Whilst reading this, contemplate how someone in Saxon England would never have been described as being unable to read, for 'read' had a quite different meaning.
Rabbit, that long-eared lagomorph that isn't a hare, is a comparatively recent term for all rabbits. As recently as the eighteenth century it referred to the young only, the adults were known as 'coneys' (pronounced to rhyme with 'money').
Race was not always a reference to a contest of speed, for in the thirteenth century it simply described any forward movement.
Raid is a synonym for 'attack' and particularly a military action. In the fifteenth century it referred specifically to an attack by mounted cavalry.
Random has undergone a very big change in meaning, for while we use it today to mean 'arbitrary, haphazard', in the fourteenth century it described 'great speed'.
Rank in the modern sense of 'foul, offensive' had two different uses in the twelfth century, either meaning 'proud' or 'fully grown'.
Ransack is to search untidily today, but its original meaning in the thirteenth century was simply 'to seek', with no suggestion of anything criminal.
Rascal or 'rogue' first came to English in the fourteenth century as a mass noun describing 'a rabble, encampment'.
Read is something you're doing right this minute, but in the days of Saxon England it meant 'think' or 'guess'.
Recipe is a Latin word meaning 'take' which is how it was first used in English when giving instructions or directions. This was used not only in the kitchens of fourteenth century England, but also in what passed for operating theatres.
Reduce or 'diminish' today but, in fourteenth century England, the original Latin meaning of 'to lead back' was still used.
Refund or 'repay' today, but in the fourteenth century it specifically meant 'pour back'.
Regular or 'steadily to a plan' today, but originally was only used in a religious sense as the opposite of 'secular'.
Relent is a synonym for 'forgive' or 'more often 'less strict' in the modern dictionary, but in the fourteenth century it was used to mean 'melt' or 'dissolve'.
Repertory is today only used for a theatre company, they typically have one company producing different plays.
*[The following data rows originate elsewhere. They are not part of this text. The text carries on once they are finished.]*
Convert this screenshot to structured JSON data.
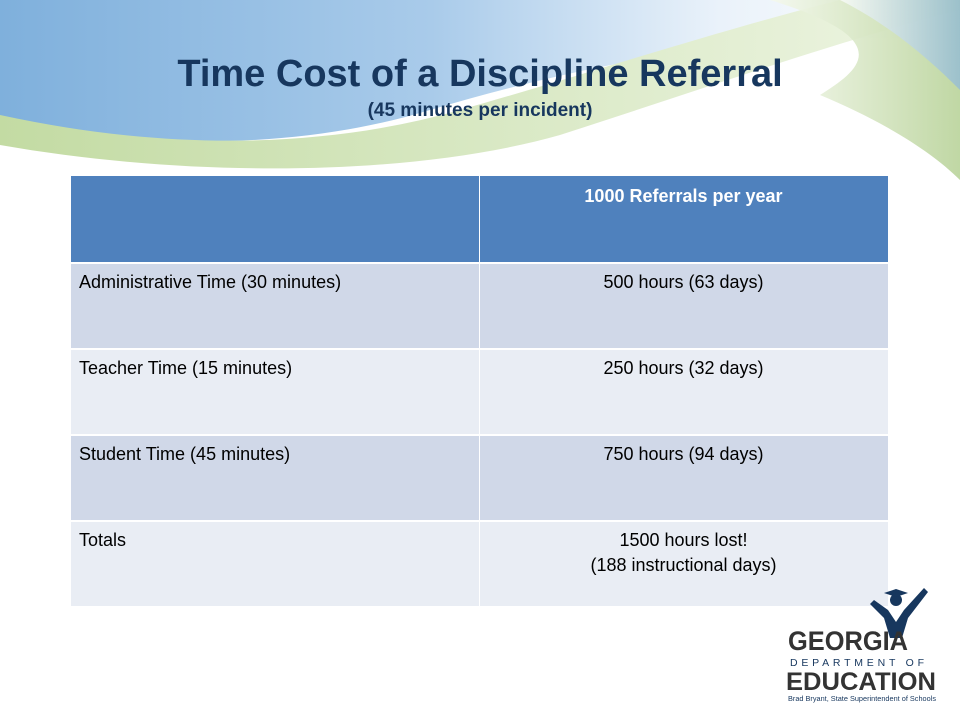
{
  "slide": {
    "title": "Time Cost of a Discipline Referral",
    "subtitle": "(45 minutes per incident)"
  },
  "table": {
    "header": [
      "",
      "1000 Referrals per year"
    ],
    "rows": [
      {
        "label": "Administrative Time (30 minutes)",
        "value": "500 hours (63 days)",
        "value_line2": ""
      },
      {
        "label": "Teacher Time (15 minutes)",
        "value": "250 hours (32 days)",
        "value_line2": ""
      },
      {
        "label": "Student Time (45 minutes)",
        "value": "750 hours (94 days)",
        "value_line2": ""
      },
      {
        "label": "Totals",
        "value": "1500 hours lost!",
        "value_line2": "(188 instructional days)"
      }
    ]
  },
  "logo": {
    "line1": "GEORGIA",
    "line2": "DEPARTMENT OF",
    "line3": "EDUCATION",
    "tagline": "Brad Bryant, State Superintendent of Schools"
  },
  "colors": {
    "title": "#17375e",
    "header_fill": "#4f81bd",
    "row_dark": "#d0d8e8",
    "row_light": "#e9edf4",
    "wave_blue": "#8db7dc",
    "wave_green": "#c7dda9"
  }
}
Very different se in the sixteenth century, when the word could be used to mean 'index, list, storehouse'.
Reprieve is something a prisoner will hope to hear, for it delays or relaxes punishment. Sixteenth century prisoners would have dreaded hearing they were reprieved, as it then referred to them being sent back to prison.
Restive, as in 'fidgety, restless', is another with the original meaning being quite the opposite, for in the sixteenth century it described someone who couldn't bring themselves to move.
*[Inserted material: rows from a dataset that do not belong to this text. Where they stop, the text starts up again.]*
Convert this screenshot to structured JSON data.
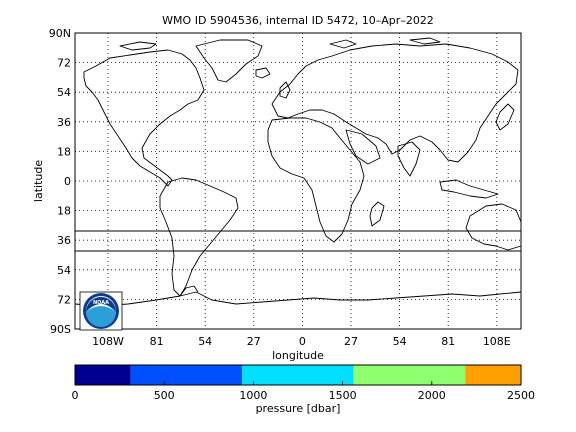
{
  "title": "WMO ID 5904536, internal ID 5472, 10–Apr–2022",
  "map": {
    "xlabel": "longitude",
    "ylabel": "latitude",
    "lat_ticks": [
      "90N",
      "72",
      "54",
      "36",
      "18",
      "0",
      "18",
      "36",
      "54",
      "72",
      "90S"
    ],
    "lon_ticks": [
      "108W",
      "81",
      "54",
      "27",
      "0",
      "27",
      "54",
      "81",
      "108E"
    ],
    "grid": "dotted",
    "colors": {
      "land_outline": "#000000",
      "background": "#ffffff"
    }
  },
  "logo": {
    "text": "NOAA",
    "colors": {
      "outer": "#0a3d8c",
      "ring": "#ffffff",
      "inner": "#2a9fd8"
    }
  },
  "colorbar": {
    "label": "pressure [dbar]",
    "tick_labels": [
      "0",
      "500",
      "1000",
      "1500",
      "2000",
      "2500"
    ],
    "range": [
      0,
      2500
    ],
    "bands": [
      {
        "from": 0,
        "to": 312,
        "color": "#00008f"
      },
      {
        "from": 312,
        "to": 937,
        "color": "#0050ff"
      },
      {
        "from": 937,
        "to": 1562,
        "color": "#00dfff"
      },
      {
        "from": 1562,
        "to": 2187,
        "color": "#8fff70"
      },
      {
        "from": 2187,
        "to": 2500,
        "color": "#ffa000"
      }
    ]
  }
}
Reverie is probably best described today as 'a daydream, wistful', but when it first came to England in the fourteenth century, was used to describe wild delight, raucous celebrations - something rather different from the modern idea.
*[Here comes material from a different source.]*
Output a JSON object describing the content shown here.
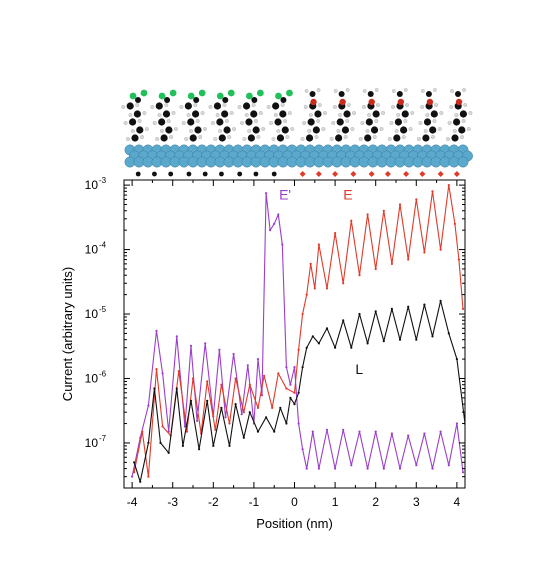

Ribald is to be coarse or lewd. In the sixteenth century it was a noun, a retainer of a minor nobleman who was a general dogsbody.
Romance, when it first came to English, referred to a tale of adventure told in verse form.
Rota, or 'list of duties', is from the Latin word rota meaning 'wheel' and was used as such from 1659 when the name of a London club. Not until the nineteenth century was 'rota' used to mean the same as 'roster'.